A new boy started working at my office today. I was perhaps going to set about seeing him naked. But I Facebook stalked him, and he’s engaged.

*sigh*

You know, I’m really wasting pretty here. Can we please hire someone who can bend me over my desk after hours?

Keep on creepin’ on.

Series of messages from a guy via OKCupid…

Saturday night:
10:31 pm: “Hello invisible lady. How is it going tonight?” (“Invisible lady” because I don’t have a photo.)
10:32 pm: “[Town I live in] isn’t too far!”
10:34 pm: “Can I hear a dirty joke from you tonight? B-)”
10:51 pm: “Could we get to know each other?”

Yesterday morning:
11:18 am: “Good morning… Do I hear back from you?”

Last night before bed:
12:36 am: “Hi there… Not sleepy tonight?​”
12:46 am: “Are you around?​”

Congratulations on being the impetus for me learning how to block people on OkCupid.

I realize English is probably not his first language. Stalking transcends those barriers.

By the way, I didn’t upload a photo because I’m sort of just browsing, not seriously looking, and I didn’t want creepy bastards sending me messages like I had on Match.com. But when you don’t have a photo, apparently the CREEPIEST bastards send you messages. I’ve gotten several, none worth replying to. But maybe dudes think I must have fairly screwed-up self-esteem to not even rustle up ONE photo, so maybe I’ll just fuck a stalker if he tries?
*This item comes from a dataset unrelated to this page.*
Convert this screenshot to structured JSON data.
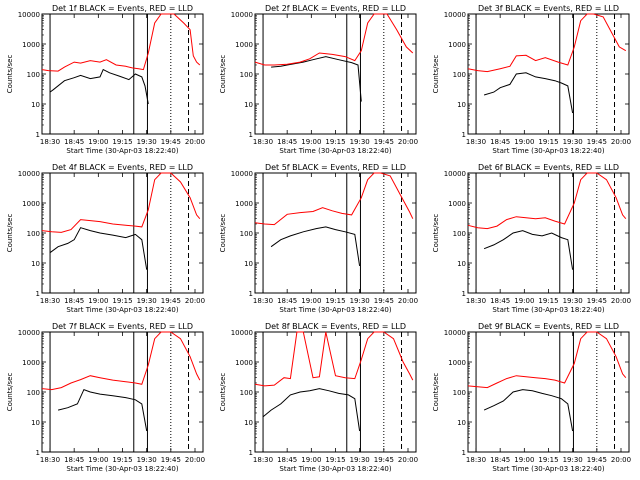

Also, this guy has only one photo, and it’s of him wearing a surgical mask in an operating room with about five other people, also in surgical masks. You might think “Ooh, doctor!,” but I’ve seen enough Lifetime movies to know that if I interact with this guy, I’m gonna wake up in a stranger’s bathtub with amnesia and one less kidney.

P.S. If you wondered, “B-)” is a cool-guy smiley with sunglasses, which auto-formats in some venues, but not in the OKC email system, so you just look like an asshole. And that’s why you shouldn’t communicate with emojis.